By Dan Byrne for AMLi
MANY COUNTRIES who have signed up to FATF’s rigorous AML standards are not putting them into practice, the agency’s chief warned today.
FATF President Marcus Pleyer said “huge gap” has opened up between theory and practice, putting FATF member states at the mercy of their own shortcomings.
He called for a more robust leadership from nations and singled out the United States as a country whose leadership is “one of the most powerful tools.”
Speaking at a Financial Sector Innovation Policy Roundtable in the US, Dr Pleyer called on nations to take the strides they have made in AML frameworks and use them effectively.
He said that stronger nations like the United States should be a beacon to other jurisdictions trying to update their fight against financial crime.
“Overall, there is a huge gap between the FATF standards and the reality on the ground,” he told those in attendance. “That is why the US and other FATF members must lead by example.”
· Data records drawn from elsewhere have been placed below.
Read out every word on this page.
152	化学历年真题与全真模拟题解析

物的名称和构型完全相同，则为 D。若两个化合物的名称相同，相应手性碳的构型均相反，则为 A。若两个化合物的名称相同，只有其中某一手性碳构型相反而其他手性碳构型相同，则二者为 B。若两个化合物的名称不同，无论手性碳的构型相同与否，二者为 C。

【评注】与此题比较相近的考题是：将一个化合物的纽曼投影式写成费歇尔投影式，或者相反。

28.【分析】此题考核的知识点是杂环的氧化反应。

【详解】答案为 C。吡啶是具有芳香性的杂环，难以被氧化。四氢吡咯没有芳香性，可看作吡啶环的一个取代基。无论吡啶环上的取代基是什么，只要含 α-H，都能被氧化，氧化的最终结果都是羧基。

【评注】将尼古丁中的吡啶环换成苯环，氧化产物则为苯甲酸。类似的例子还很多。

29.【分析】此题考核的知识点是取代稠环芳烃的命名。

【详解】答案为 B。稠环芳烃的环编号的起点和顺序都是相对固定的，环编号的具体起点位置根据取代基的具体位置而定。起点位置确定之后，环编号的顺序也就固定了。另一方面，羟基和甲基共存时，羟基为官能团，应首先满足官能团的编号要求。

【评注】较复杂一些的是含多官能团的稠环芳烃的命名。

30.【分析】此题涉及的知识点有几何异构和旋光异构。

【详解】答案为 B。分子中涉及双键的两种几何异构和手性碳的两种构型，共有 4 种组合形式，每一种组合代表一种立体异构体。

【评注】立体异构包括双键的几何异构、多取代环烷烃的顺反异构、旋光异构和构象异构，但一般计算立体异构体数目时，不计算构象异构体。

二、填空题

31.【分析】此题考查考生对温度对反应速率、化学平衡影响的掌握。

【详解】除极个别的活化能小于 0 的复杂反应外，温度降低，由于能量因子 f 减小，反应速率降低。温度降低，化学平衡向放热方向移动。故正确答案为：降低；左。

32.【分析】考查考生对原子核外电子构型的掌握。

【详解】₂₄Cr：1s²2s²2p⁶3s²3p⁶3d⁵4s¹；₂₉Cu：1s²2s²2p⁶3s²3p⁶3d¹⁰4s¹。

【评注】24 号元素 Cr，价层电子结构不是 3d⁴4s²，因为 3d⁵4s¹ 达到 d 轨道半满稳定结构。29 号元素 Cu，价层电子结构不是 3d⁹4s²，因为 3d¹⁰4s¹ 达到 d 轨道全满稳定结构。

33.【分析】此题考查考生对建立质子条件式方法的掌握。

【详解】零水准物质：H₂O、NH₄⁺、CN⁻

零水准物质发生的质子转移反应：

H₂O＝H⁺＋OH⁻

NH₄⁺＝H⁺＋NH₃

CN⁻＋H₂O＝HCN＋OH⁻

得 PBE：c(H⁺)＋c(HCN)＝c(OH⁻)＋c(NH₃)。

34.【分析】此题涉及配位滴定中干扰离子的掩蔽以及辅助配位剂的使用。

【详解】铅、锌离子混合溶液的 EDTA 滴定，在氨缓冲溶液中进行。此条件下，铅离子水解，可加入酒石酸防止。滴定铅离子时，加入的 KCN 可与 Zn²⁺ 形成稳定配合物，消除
The roundtable discussion was also attended by newly appointed US Secretary of the Treasury Janet Yellen.
The first woman to hold the position, Yellen took the job on the back of decades of experience in banking and finance – a major chunk of which was spent working with the American Federal Reserve.
At a confirmation hearing before Joe Biden’s inauguration last month, she stressed that combatting money laundering was a very high priority.
Separately, the United States has recently passed a major overhaul of AML rules within its latest Defence Act. One of the major developments attached to this overhaul is the introduction of a robust beneficial ownership registry.
There had been strong calls for this kind of registry for almost a decade, but it was regularly met with opposition from legal and finance professionals – commonly on privacy concerns.
Now, it is law – something which Pleyer has praised from a FATF perspective.
“I note the recent passing of legislation concerning beneficial ownership here in the States,” he said. “And also warmly welcome the Treasury Secretary’s commitment to making AML innovation a high priority.”
He took his praise a step further by calling US leadership “one of the most powerful tools in the fight against money laundering.”